12/05/2026 | Actualités, Concerts, Musique, Sorties d'albums

Passi vient de sortir son nouvel album solo. (c) David Delaplace

Son nom est pleinement associé à l’histoire du rap en France. L’an prochain, Passi fêtera d’ailleurs le trentième anniversaire de son premier album, Les Tentations. Mais dès le début des années 1990, l’artiste avait déjà posé son empreinte dans l’univers musical avec la création du Ministère A.M.E.R., en compagnie, entre autres, de son ami Stomy Bugsy. Depuis, il a multiplié les projets, collaboré avec de nombreux artistes et inspiré de nouveaux talents. Il s’est aussi essayé à d’autres domaines : tantôt acteur, tantôt réalisateur de clips, mais aussi producteur dans la musique comme dans le cinéma, ou encore patron de label.

Un programme tellement chargé que ses fans s’impatientaient de le voir sortir un nouvel album. C’est chose faite depuis quelques semaines avec Bande originale, paru treize ans après Ère Afrique. « Certains estiment même que c’était plutôt un concept, un tour de l’Afrique en duo, et qu’il fallait remonter à Évolution, en 2007, pour avoir un véritable album solo de Passi », sourit-il.

« J’ai la chance que les gens m’appellent pour beaucoup de choses. Ces dernières années, j’ai aussi enchaîné les tournées avec L’Âge d’or du rap ou pour des concerts anniversaires de Ministère A.M.E.R. ou du Secteur Ä », rappelle-t-il.

En plus de trois décennies, l’industrie de la musique a évidemment beaucoup changé. La façon de consommer a évolué avec l’apparition du streaming, des réseaux sociaux et des nouvelles technologies. Autant d’évolutions auxquelles Passi a toujours su s’adapter. Souvent avec l’aide de jeunes davantage connectés au sein de son équipe, mais sans jamais renier sa démarche initiale.

« Avec Ministère A.M.E.R., on disait déjà qu’il suffisait d’ouvrir la fenêtre et de regarder ce qu’il se passait en bas pour avoir des tas de choses à raconter, se souvient-il. Aujourd’hui, c’est pareil. J’observe la société et, de ma position, je donne mon point de vue. Je ne suis plus le Passi de 18 ans qui voulait crier sa révolte ; je gère ma fougue différemment, mais je crois qu’il est important de continuer à donner son point de vue. Je me nourris de tous ces jeunes qui passent régulièrement dans mon studio. Il y a aussi des gens qui viennent me sortir de ma zone de confort, qui m’ont poussé sur certaines productions, sur certains flows. Je me suis beaucoup amusé, mais on a bien bossé. L’album est tel que je le voulais, plutôt éclectique. C’est bien de montrer plusieurs facettes. »

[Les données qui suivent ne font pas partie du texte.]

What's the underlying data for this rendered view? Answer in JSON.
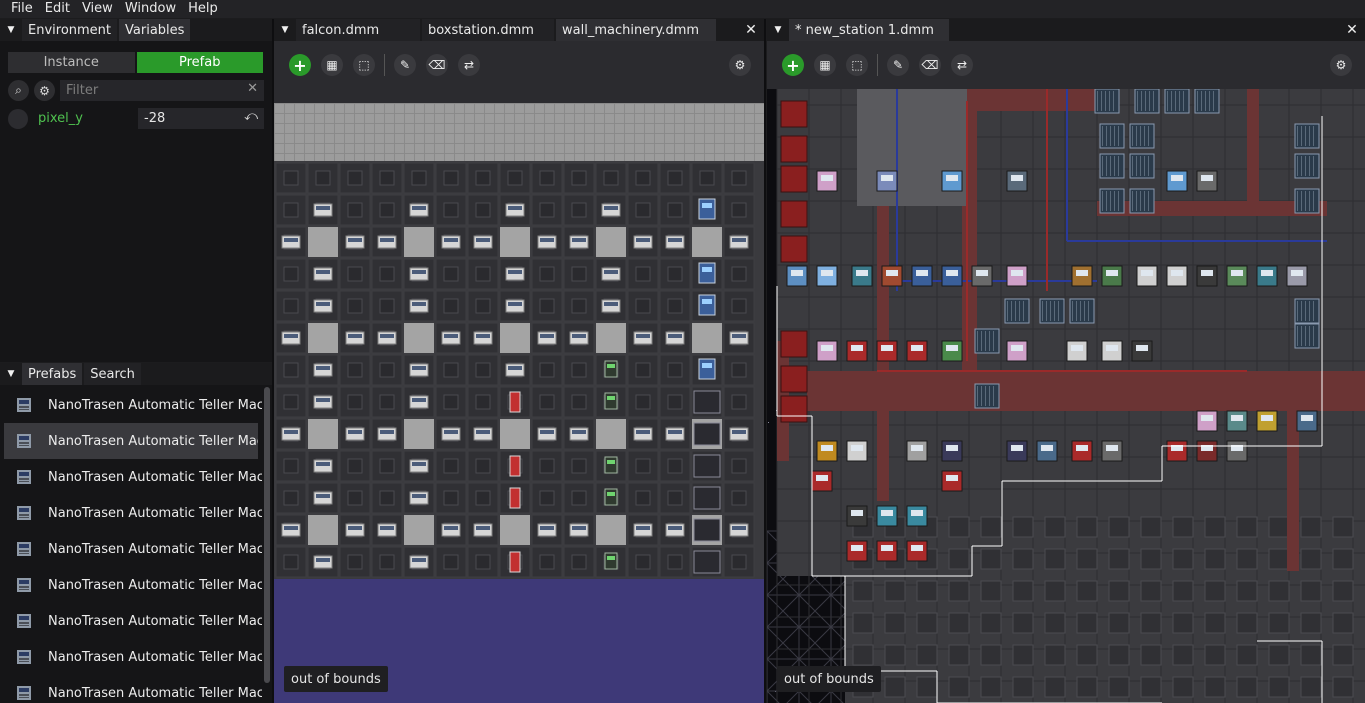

Bande originale est presque, à lui seul, un condensé de l’histoire du rap, grâce aux collaborations élaborées avec des artistes de différentes générations. Akhenaton, Bisso Na Bisso, Les Neg’Marrons, Uzi, AMK, Les Sages Poètes de la Rue et bien d’autres encore ont répondu à l’appel de Passi. « J’aurais dû les inviter depuis longtemps, estime-t-il. Après, ce n’est pas facile de rassembler tout le monde. Il y a des gens que j’aurais voulu avoir, mais qui n’étaient pas disponibles. Mais ça fait plaisir de montrer les différentes écoles du rap : celle du Sud, de l’Est, les Marseillais, le 9.2 ou encore le 9.5. Il ne faut pas oublier ce que chacun a pu apporter artistiquement. On connaît le chemin de chacun, on se respecte. On sait notamment, avec ceux présents sur le titre Les Saigneurs du micro, que l’on fait partie des bâtisseurs de cette culture. Et puis il y a les jeunes qui amènent de nouvelles choses ; c’est bien de composer avec leur modernité. »

Bonne nouvelle : Passi a encore plein de titres en stock et il n’attendra sûrement pas plusieurs années, cette fois, pour sortir un nouveau projet.

Bande originale, le nouvel album de Passi, est disponible depuis le 24 avril. Il sera en showcase chez JOST Lille le 19 juin.